Dr Lucia conducted an interview for KykNet (an Afrikaans TV channel in South Africa) on this topic, in which she discusses this issue and clarifies a number of concepts.
In the media
#ConsumerWatch: Confusion around best-before dates causing unnecessary waste
24 March 2019, Independent Online
Renowned food safety expert Dr Lucia Anelich said: “Shelf-stable foods, such as canned soup and flour, don’t normally need the fridge. They can stand at room temperature and not spoil. If the best-before date has been exceeded it tells you it might not be as before, but the quality doesn’t dip for a while. Eventually, nuts will go rancid, biscuits become soggy, coffee won’t taste as fresh. But it’s definitely not a safety issue.”

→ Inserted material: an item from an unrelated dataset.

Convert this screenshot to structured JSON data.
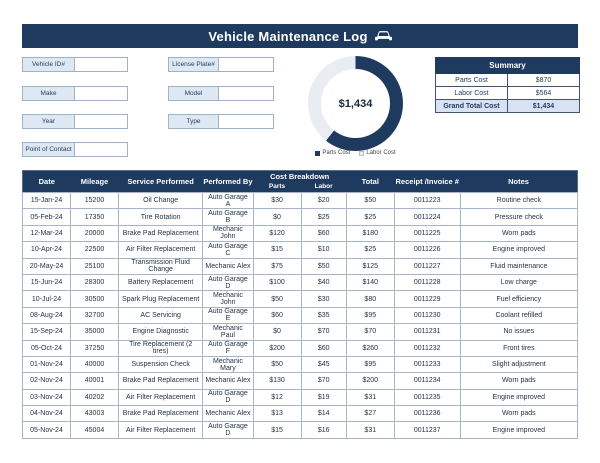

Chocolates sold to public after best-before date
12 November 2018, City Press
Food safety expert Dr Lucia Anelich said best-before dates were an indication of quality, not safety. “If one exceeds the best-before date for a chocolate bar, for example, it may mean that the quality of the chocolate and ingredients, for example nuts, may deteriorate.
‘Fake’ food likely a hoax – and here’s which ‘expired’ items you can safely eat
31 August 2018, Times Live
“These foods can last for years and ‘best before’ labelling is quite irrelevant to such products‚ as it has nothing to do with food safety but rather food quality‚” says Dr Lucia Anelich‚ food safety expert and president of the SA Association of Food Science and Technology.